Türkiye demokrasi si güçlü ve kucaklayıcı muhalefet üretemediği için iktidar da güç sarhoşluğu yaşamaktadır. Bu iktidardan önce muhalefetin ana sorunudur. Üç günde gömlek değiştirip, Üç ayda parti kurup, Altı ay sonra tek başına iktidar olup, Oniki yılda sekiz seçim kazandılar. Hiç çizgimizden vaz geçmedik, zik zak yapmadık dediler. Daha başından kırmızı çizgilerinin dışına çıkıp her kese kapılarını açtılar. Akp bir proje diyenleri yanıltılar. Akp nin halk ta karşılık bulmasını ve bunu kötü beceriksiz muhalefet sayesinde her geçen gün karşılığın daha da artması ile başardılar.

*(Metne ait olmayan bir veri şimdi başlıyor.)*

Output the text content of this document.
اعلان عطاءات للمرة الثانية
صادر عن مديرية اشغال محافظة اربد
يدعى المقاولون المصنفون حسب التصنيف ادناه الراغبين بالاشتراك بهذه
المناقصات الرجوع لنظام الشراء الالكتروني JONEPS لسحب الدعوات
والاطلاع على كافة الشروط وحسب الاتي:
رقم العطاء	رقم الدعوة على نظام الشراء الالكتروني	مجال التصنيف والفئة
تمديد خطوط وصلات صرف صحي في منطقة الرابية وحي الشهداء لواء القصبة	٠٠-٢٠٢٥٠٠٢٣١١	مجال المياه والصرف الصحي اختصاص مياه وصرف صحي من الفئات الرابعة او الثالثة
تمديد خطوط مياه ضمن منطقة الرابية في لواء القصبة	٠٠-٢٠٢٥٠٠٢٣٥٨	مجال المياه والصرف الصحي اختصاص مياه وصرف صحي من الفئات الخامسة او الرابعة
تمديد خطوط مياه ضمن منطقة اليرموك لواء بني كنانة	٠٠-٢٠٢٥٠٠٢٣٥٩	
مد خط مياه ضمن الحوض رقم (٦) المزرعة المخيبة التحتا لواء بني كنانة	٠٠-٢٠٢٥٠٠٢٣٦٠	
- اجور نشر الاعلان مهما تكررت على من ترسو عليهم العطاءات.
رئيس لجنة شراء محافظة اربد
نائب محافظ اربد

Peki bundan sonra ne olacak, Ülke nelere gebe dersek, AKP kurulduğundan bu güne bir kadro hareketi değil lider partisi kimliğinde büyümesini sürdürdü. Sayın Erdoğan ın başkan adayı olması veya parti nin başından ayrılması, parti nin birkaç yıl içinde yok olacağı anlamına gelmez. Hatta kurumsallaşıp yoluna devam ederse aynı şekilde devam etme şansıda bu muhalefet olduğu sürece vardır. Muhalefetin yeniden yapılanmadığı durumlarda yeni Muhalefet edecek başka oyuncuların ortaya çıkması gerekmektedir. Türkiye gerçeğinde sağ dan güçlü muhalif çıkmadığı sürece sistemin bu partilerle devam edeceği anlaşılmaktadır. İktidarın başında kim olursa olsun, bu muhalefetle hep iktidarda kalacağı da kaçınılmaz olacaktır. Ancak işler ters gider AKP içinden olası bir parti doğarsa ve sağ da zemin kayması yaşanırsa, Muhalefet in iktidar ortağı olma şansı doğacaktır.
Türk demokrasi si, Ana ve Yavru Muhalefet Partileri, kendileri ni Sorgulamalı, Geliştirmeli, Alternatif olmak için, Politikalar geliştirmelidir. Bu tüm halkımız ın geleceği, Partilerin kendi gelecekleri ve İktidarın daha doğru işler yapması için tüm Ülkenin menfaatleri için kaçınılmaz mecburiyettir.
Harun Özdemir.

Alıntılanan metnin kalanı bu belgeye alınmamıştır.